By the time I was eight years old I agonized over these
incessant sins to the point where I imagined God’s pointed finger burning red
at the tip in my direction, but I could not bring myself to tell the priest
about my impure thoughts in the confessional. 
I could not bear to tell the priest things that I feared
might not only cause him to despise me, but might also stir him up. 

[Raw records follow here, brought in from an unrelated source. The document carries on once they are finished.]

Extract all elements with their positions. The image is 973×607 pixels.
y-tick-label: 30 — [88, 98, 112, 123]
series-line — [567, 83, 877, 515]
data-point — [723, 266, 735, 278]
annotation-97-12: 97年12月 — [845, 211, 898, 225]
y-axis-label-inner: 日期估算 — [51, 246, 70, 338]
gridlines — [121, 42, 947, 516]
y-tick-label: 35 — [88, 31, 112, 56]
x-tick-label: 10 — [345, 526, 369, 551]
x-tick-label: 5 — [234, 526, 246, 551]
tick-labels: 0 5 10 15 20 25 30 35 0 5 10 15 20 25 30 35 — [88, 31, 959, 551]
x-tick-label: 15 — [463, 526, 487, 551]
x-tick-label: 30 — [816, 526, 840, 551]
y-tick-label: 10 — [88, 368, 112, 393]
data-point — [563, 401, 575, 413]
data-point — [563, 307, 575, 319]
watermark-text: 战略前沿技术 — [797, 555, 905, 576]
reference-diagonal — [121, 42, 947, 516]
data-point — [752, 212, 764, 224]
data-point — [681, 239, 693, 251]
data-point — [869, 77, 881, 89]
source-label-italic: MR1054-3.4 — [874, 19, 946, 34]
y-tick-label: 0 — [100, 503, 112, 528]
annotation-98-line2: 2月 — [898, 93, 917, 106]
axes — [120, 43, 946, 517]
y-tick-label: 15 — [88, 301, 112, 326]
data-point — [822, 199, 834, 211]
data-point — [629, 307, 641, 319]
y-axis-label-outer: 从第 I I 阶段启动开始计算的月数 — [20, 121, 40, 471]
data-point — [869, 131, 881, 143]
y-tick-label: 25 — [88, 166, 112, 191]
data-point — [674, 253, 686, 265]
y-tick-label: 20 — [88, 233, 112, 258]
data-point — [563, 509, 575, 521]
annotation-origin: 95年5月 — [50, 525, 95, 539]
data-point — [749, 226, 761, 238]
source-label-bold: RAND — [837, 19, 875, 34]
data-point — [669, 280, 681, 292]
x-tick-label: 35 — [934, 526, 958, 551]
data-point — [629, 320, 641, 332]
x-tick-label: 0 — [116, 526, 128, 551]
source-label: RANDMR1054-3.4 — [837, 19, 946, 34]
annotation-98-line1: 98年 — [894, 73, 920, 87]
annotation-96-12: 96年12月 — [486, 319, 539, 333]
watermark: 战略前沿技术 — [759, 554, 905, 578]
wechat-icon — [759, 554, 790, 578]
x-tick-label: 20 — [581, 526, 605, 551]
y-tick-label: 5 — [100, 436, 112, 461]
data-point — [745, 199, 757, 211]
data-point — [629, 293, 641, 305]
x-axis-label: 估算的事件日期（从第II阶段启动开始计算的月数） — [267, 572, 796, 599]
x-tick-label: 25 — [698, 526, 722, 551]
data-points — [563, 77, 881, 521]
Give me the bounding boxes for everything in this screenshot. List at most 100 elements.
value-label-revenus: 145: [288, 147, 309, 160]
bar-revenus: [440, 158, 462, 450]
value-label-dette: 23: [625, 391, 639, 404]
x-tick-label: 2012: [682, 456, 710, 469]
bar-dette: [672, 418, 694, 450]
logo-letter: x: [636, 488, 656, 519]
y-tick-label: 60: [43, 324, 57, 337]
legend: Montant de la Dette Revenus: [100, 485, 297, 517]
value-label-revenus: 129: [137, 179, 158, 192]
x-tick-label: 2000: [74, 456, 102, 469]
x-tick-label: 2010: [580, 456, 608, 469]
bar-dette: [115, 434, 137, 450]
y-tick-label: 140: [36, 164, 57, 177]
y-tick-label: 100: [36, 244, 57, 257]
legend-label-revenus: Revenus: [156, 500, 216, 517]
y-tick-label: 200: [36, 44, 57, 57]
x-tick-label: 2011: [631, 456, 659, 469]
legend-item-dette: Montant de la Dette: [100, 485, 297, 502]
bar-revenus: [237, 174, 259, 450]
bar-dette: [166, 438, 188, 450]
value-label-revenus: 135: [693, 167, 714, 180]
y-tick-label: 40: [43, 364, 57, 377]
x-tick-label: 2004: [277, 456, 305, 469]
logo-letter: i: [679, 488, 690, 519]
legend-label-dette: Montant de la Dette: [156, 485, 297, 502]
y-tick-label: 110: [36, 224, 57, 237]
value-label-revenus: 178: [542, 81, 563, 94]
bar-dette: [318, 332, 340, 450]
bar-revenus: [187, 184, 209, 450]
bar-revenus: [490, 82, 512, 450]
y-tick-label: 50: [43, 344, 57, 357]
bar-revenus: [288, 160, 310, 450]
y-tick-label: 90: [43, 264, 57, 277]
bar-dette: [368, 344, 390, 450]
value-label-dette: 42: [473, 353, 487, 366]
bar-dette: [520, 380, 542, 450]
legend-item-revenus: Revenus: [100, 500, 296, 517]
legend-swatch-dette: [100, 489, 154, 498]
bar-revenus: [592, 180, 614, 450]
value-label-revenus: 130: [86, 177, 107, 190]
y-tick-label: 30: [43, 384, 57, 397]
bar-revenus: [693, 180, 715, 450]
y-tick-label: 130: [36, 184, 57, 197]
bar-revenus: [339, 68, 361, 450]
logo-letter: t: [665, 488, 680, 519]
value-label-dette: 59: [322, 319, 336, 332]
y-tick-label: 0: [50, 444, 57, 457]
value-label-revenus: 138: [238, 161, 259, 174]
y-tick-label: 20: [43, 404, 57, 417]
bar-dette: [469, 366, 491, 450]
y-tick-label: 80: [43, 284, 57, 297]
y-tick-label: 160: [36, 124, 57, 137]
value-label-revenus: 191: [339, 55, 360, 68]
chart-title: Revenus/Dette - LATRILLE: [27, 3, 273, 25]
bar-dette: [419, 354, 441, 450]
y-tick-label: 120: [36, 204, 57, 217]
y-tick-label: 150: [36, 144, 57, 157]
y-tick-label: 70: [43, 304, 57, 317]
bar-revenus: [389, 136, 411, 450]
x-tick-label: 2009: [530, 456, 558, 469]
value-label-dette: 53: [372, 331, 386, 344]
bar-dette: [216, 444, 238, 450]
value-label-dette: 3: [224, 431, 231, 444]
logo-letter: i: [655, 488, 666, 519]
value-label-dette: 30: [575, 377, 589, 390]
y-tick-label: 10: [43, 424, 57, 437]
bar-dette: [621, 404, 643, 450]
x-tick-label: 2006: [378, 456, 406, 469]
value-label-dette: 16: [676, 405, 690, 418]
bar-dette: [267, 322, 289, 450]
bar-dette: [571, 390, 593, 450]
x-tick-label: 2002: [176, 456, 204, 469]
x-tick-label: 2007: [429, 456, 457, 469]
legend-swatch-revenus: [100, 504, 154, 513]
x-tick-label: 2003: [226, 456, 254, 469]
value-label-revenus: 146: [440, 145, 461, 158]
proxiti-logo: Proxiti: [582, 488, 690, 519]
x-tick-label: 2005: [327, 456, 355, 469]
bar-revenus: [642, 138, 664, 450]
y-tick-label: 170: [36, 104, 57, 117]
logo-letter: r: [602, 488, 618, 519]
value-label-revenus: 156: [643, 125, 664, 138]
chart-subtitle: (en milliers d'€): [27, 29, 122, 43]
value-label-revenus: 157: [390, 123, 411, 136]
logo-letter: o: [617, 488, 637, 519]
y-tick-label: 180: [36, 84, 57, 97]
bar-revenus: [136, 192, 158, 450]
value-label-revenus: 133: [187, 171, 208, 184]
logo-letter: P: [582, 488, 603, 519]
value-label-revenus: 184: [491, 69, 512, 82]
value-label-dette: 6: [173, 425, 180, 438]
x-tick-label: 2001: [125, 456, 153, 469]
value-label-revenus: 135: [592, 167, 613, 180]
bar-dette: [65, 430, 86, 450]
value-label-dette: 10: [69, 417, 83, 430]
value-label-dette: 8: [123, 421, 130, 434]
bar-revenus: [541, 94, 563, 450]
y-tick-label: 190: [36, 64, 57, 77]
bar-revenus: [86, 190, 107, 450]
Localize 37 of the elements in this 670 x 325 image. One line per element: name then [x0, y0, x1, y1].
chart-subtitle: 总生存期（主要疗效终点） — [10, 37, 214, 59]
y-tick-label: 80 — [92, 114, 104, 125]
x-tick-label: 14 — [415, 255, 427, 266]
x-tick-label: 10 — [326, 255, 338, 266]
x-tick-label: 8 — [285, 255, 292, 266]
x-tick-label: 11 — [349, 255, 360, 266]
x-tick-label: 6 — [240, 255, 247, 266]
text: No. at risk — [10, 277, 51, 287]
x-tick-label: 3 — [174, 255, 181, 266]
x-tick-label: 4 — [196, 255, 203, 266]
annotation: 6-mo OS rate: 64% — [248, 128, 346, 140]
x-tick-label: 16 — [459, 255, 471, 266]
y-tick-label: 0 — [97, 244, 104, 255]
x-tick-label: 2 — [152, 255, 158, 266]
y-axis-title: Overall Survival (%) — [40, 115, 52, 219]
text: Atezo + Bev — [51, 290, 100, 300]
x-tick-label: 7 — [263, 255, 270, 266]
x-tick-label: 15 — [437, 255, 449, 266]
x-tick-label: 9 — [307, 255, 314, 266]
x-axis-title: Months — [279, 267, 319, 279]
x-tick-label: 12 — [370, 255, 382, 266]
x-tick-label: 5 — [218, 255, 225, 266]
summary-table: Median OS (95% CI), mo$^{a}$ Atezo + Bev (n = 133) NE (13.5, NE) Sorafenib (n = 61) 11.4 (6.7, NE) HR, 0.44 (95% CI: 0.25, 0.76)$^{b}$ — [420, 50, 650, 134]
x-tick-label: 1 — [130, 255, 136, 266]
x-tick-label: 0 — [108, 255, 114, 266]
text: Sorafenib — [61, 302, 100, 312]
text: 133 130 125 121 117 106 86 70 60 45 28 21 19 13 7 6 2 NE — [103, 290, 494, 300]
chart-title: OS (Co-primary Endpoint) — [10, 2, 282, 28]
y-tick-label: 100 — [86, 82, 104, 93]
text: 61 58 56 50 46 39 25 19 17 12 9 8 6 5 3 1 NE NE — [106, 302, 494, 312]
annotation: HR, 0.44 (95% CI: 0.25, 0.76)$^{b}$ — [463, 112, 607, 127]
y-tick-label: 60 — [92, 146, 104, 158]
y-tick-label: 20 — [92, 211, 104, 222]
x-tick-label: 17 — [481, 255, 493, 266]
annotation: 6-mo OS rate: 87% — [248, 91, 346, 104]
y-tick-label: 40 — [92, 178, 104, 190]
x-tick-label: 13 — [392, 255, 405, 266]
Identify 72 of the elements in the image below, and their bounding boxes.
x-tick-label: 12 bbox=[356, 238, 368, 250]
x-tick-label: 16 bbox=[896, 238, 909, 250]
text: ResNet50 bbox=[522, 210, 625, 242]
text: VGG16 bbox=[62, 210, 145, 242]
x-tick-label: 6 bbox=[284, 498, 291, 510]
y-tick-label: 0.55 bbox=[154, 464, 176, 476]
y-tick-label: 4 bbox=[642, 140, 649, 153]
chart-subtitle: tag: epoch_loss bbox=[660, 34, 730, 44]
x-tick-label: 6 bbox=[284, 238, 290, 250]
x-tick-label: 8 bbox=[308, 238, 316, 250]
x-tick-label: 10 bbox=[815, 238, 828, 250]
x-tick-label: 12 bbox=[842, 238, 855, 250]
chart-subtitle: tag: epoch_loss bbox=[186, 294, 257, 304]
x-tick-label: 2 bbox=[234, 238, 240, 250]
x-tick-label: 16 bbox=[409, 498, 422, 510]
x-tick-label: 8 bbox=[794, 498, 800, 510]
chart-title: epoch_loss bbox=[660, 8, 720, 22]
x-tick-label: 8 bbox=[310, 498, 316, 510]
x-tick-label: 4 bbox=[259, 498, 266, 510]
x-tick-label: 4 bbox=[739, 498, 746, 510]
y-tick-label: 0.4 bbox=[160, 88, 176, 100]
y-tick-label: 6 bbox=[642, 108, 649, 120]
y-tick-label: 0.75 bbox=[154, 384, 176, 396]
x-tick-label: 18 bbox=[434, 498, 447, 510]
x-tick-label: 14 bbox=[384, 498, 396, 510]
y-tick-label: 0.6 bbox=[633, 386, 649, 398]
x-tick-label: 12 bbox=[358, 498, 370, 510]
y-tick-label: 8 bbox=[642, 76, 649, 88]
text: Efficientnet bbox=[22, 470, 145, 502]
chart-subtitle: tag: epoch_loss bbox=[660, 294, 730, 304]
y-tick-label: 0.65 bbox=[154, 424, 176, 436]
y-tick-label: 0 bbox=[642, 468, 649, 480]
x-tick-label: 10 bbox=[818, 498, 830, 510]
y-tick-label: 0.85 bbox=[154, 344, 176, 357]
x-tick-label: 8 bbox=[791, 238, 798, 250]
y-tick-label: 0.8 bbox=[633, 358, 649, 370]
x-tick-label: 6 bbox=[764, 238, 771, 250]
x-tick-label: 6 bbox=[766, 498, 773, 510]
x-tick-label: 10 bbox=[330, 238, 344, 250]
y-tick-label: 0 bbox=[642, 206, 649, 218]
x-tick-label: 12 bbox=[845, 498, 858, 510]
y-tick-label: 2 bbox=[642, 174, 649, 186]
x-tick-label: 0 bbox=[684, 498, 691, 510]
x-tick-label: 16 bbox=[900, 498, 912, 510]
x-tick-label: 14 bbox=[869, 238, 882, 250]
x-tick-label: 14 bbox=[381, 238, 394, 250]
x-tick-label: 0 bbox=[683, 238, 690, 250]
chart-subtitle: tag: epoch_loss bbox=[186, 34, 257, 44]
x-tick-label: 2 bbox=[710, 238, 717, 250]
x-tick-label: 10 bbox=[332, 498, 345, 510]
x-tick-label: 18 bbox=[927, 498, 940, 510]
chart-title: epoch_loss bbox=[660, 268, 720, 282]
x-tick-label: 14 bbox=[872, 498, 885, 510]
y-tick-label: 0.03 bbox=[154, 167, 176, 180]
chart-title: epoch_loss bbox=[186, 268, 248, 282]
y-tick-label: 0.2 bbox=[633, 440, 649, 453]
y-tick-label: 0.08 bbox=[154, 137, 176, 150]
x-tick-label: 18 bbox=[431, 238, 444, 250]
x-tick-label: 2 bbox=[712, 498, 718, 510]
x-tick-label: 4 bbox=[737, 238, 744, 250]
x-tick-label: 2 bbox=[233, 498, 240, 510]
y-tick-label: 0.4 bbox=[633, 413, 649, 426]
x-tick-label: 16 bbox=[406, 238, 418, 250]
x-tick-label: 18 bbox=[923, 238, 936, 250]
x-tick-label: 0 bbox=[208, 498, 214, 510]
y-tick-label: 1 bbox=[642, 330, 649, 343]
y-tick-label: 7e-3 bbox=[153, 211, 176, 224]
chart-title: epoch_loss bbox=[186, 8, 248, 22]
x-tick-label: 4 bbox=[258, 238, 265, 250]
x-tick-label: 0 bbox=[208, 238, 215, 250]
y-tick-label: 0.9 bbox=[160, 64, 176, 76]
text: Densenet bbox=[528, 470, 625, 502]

Somehow, I knew about that strange contagion of desire; the
way looking and being seen, listening and telling could evoke powerful
responses in the others. 
What could I do?  My sins of impure thought weighed me down as if I were carrying lead,
like the silver grey lump that rested on a bench in my father’s workshop; a
lump of lead, poisonous my brothers told me, and too heavy for us to
carry.
 
How could I be rid of this sin? 
Then I heard about novenas, and relief from sin, of all
kinds and degrees of severity, when a person goes to mass on the first Friday
of every month for nine months. 
How I managed to get to the first Friday of every month Mass
as a ten year old, I cannot fathom, but in my memory I managed it.  I most likely went along with my
sister. She was busy getting up early most mornings by then to avoid our
father’s visits in the night. 
She and I went to early Mass together. In those days daily
seven o’clock Mass was commonplace. 
She and I walked together to mass to cleanse our souls; she for what was
done to her, and me, for what I might do to others.